Elle s'était d'abord rendue au chevet du monsieur dont elle avait le nom inscrit dans son téléphone. Mais cette fois, contrairement à ses habitudes, elle avait pris sa main gauche dans la sienne et tout en la maintenant emprisonnée entre ses paumes, elle avait discuté avec l'homme inquiet dont les mouvements des yeux manifestaient sa nervosité sans être capable d'en comprendre l'origine. De sa voix suave et de ses douces paroles, elle avait su le rassurer.

La voix apaisée, elle lui avait raconté l'avenir. Elle avait presque chuchoté. Ce calme et cette douceur avaient soulagé le tumulte du cœur de l’homme et démantibulé ses angoisses. Ainsi, son travail, son devoir pour appliquer les ordres de Yama était devenu presque agréable. Un sentiment nouveau naissait en elle.

Chaque fois qu’elle se saisissait de la main gauche d’un client, toujours la main du côté du cœur, chaque fois qu’elle enserrait ces paumes douces ou rugueuse, fines ou épaisses, charnues ou maigres, le résultat était le même, elle aspirait la vie qui se trouvait dans le corps.

Jusqu'à sa rencontre avec Paul, ce geste était répété machinalement. Sans parler, sans sourire, sans s’occuper de son patient, sans accompagnement. Sans sentiment. Elle faisait ce geste comme elle aurait jeté un bouquet de fleurs fanées. Et dès qu'elle sentait que la vie s’échappait du corps de son patient, elle abandonnait la main comme si celle-ci la brûlait. C'était comme ça qu'elle travaillait, elle faisait son office de manière efficace et rapide.

Cette fois, elle se sentait différente. Elle avait envie d'accompagner les derniers instants de l'homme. Pourquoi ce changement ? Et comment cette empathie avait-elle germée dans son esprit ? Elle n'en savait rien.

Elle ne s’était pas posé la question, elle avait pris soin des derniers instants du monsieur, ça s’était fait naturellement, sans préméditation.

Lui était parti serein. Fanny avait, plus que d’avoir obéit aux ordres de Yama, l'impression d'avoir aidé ce patient atteint d’une maladie incurable et qui le faisait tant souffrir. Elle lui avait rendu service en somme.

Alors, le cœur léger elle s'était rendue à l'hôtel particulier de ses sœurs.

Depuis le dernier Rassemblement où Yama avait ré affirmé sa confiance à toutes les commissionnaires en même temps, elle n’avait pas revu ni Rohini, ni Saranyù.

Pourtant, Fanny n'était pas trop tranquille, la ré-intronisation systématique sans contre partie l’inquiétait. Ça avait été trop facile. La principale qualité de Yama, s’il en avait une, n’était certainement pas la bonté.

Elle se dirigea donc au numéro quarante de la rue Jean Jaurès. Elle espérait les trouver chez elles.

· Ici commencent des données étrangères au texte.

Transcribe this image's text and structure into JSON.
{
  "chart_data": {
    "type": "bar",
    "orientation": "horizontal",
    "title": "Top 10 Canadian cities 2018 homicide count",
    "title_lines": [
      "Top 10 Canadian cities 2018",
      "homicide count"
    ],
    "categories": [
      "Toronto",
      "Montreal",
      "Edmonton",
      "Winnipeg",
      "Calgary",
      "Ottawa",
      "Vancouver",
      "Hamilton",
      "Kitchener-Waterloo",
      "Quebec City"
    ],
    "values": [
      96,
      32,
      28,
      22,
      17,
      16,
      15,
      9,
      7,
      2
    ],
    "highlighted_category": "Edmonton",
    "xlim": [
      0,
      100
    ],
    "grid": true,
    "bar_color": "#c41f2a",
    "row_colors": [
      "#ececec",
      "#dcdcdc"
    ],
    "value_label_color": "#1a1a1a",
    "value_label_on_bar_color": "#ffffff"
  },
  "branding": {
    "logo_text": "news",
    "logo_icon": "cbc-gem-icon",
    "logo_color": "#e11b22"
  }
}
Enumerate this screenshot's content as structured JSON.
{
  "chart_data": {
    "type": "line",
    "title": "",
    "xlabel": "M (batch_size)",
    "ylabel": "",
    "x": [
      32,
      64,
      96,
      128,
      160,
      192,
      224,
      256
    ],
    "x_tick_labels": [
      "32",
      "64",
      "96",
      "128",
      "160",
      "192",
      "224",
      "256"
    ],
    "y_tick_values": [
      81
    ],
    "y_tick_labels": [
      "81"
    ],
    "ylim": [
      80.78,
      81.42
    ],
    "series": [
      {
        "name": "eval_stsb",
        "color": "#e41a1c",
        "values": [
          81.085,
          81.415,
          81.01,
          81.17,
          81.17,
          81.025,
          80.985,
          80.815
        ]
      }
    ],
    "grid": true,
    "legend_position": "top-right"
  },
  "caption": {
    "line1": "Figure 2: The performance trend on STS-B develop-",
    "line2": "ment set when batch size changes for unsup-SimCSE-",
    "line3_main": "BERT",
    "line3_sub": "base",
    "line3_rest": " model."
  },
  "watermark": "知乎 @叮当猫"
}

Elle ne les avait pas prévenues de son passage.

Fanny enfonça son doigt sur le bouton de la sonnette et le laissa appuyé un long moment.

Alors que Fanny s’apprêtait à rebrousser chemin, après de longues minutes d'attente, la lourde porte, à double vantaux, ornée de fer forgé, enfin s'ouvrit, laissant paraître Rohini sur le pas de la porte.

Il était à peine dix sept heures et elle était déjà vêtue d'une robe de soirée.

Gainée dans un fourreau rouge sang elle paraissait encore plus grande et sa robe fendue jusqu'en haut des cuisses dévoilait une jambe décharnée.

Rohini avait récupéré bien vite l'assurance qui la caractérisait et qui lui avait tant fait défaut lors du dernier Rassemblement. Elle ne semblait pas inquiète un seul instant de la manière dont Yama les avait toutes ré intronisé en même temps. Elle considérait que Yama leur avait rendu sa confiance. Elles pouvaient alors poursuivre leur labeur sans crainte, faisant fi du passé.

Devant le flamboyant de la robe de la sœur, Fanny se sentit à nouveau extrêmement humble et bien inférieure à ses frangines de besogne. Elle baissa les yeux sur sa tenue morne et sombre et compris toutes les différences qui les séparaient.

Rohini et Saranyù cachaient leur sombre "métier" en sortant presque tous les soirs et en ayant une vie sociale des plus enviées. Leurs fréquentations exubérantes se composaient de gens célèbres, des personnalités les plus en vue des milieux politiques, cinématographiques, littéraires, musicaux ou artistiques. Leurs agendas débordaient.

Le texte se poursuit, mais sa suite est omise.